3
votes

Here's my scenario. I've got a table with 5 million + rows. One particular map column has two keys (some entries may be missing one or both keys, but any row has at most two keys for that column).

I'm looking to "clear" the values for that column across all rows. I don't want to get rid of the column, as I'll run something afterwards that'll set some values. I'd imagine simply doing update table set column.key=null ... would fail due to timeout.

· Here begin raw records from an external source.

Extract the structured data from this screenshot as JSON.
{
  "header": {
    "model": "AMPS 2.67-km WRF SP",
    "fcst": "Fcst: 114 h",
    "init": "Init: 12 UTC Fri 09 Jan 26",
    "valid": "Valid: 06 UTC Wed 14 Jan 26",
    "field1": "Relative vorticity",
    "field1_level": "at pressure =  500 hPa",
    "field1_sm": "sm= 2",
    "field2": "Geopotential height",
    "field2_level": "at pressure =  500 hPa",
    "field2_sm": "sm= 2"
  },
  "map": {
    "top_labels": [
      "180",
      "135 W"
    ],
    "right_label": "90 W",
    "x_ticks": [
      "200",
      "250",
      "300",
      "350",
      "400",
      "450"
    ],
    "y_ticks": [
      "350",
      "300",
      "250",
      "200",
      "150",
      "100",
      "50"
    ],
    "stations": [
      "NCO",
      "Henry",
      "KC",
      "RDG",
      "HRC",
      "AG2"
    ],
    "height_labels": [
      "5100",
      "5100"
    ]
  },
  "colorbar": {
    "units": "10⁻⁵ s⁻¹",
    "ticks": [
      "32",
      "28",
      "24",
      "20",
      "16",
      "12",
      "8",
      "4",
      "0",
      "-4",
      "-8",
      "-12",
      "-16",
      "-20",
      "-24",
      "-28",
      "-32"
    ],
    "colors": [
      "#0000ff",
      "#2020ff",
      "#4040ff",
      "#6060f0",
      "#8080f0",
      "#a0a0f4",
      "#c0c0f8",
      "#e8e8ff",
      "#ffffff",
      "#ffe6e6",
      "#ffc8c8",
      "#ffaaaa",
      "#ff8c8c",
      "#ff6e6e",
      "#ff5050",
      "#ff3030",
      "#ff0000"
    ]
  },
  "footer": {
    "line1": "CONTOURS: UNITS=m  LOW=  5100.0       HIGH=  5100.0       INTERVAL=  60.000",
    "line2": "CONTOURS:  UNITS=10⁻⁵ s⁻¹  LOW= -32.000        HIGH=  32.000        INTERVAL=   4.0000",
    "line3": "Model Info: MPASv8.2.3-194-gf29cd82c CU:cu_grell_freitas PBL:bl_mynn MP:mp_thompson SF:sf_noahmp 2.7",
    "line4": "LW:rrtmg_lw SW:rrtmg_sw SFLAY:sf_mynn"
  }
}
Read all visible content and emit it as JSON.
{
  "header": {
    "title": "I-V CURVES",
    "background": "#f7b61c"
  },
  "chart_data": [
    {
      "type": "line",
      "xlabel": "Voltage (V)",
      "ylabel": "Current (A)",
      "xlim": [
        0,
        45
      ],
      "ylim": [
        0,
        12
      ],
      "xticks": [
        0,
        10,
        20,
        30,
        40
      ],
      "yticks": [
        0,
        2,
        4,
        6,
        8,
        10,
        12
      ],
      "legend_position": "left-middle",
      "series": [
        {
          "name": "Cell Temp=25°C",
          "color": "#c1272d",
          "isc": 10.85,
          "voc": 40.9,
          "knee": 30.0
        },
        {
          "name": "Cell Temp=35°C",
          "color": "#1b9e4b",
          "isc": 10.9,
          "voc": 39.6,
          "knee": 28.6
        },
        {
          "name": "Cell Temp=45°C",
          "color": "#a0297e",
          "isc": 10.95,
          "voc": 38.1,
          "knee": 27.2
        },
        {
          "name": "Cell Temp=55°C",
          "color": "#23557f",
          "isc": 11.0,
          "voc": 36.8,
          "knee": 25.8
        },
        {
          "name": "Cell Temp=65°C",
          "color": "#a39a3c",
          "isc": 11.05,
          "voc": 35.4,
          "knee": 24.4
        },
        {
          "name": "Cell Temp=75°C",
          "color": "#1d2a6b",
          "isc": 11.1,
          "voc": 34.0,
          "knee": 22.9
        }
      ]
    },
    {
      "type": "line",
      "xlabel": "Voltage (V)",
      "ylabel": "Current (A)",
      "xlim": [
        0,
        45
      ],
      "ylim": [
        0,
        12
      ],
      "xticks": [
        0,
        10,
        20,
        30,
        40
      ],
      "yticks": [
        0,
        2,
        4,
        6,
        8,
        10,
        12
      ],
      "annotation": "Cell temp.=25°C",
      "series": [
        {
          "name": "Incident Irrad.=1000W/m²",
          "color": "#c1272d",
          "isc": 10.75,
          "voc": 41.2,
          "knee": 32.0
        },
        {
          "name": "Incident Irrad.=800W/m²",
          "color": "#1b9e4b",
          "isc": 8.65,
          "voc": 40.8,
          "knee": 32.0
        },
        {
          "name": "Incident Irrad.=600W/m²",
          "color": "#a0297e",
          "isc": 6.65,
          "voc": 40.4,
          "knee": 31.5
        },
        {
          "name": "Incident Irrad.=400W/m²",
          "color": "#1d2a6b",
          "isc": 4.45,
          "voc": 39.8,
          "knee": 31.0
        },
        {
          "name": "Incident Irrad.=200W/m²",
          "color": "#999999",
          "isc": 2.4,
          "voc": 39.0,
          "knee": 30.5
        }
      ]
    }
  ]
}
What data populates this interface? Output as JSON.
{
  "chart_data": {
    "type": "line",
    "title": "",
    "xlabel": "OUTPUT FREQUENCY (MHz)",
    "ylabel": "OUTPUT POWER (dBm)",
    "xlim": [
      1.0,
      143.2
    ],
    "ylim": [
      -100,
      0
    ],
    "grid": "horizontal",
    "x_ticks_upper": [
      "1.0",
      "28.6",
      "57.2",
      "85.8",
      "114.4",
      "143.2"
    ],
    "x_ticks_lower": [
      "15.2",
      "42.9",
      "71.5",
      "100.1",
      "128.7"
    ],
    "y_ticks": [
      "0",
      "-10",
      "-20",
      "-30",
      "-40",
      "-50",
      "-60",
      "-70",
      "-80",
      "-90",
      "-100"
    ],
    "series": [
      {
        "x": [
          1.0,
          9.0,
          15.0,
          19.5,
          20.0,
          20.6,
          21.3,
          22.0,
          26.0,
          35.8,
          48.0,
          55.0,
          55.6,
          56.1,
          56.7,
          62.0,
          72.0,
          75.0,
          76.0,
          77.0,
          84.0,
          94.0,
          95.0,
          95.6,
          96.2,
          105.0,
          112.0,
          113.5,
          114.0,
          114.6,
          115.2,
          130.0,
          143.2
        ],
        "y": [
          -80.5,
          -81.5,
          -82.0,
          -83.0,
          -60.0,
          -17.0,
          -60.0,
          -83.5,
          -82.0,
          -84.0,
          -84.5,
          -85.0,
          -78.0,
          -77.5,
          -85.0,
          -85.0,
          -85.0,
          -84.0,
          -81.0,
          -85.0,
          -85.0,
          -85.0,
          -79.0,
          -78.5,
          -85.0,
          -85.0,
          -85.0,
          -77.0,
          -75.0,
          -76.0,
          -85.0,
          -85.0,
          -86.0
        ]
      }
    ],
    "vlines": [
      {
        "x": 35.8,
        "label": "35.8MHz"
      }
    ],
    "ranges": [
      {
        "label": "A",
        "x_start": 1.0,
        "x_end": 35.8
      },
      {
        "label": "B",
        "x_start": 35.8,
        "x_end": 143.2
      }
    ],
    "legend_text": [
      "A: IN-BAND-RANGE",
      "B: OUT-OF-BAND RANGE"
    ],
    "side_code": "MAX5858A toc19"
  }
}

What would be the most cassandra friendly way of achieving this? I have access to Spark. Would it be to use spark, read in rdds and issue update queries per row and do that in partitions?

Thanks, Ashic.

PS: Apache Cassandra 2.1.2, Spark 1.1.1.

========================

Edit: I can tolerate downtime.

1
Did you try to issue an update ?maasg
update tbl set col=null; fails without primary key.ashic
What do you mean by "One particular map column has two keys"? Do you have column of type map<text,text> or something like that?G Quintana
Yup. The column is map<text, double> and any row will have at max two keys - 'a' and 'f'. Some will have one, majority will have null.ashic

1 Answers

1
votes

Ended up simply creating a spark app, getting an rdd for the table and issuing async updates for each row per partition, waiting for the queries for each partition to finish. Took 8 minutes 52 seconds to update 5 million+ rows. Although not needed, ran a repair on the keyspace afterwards.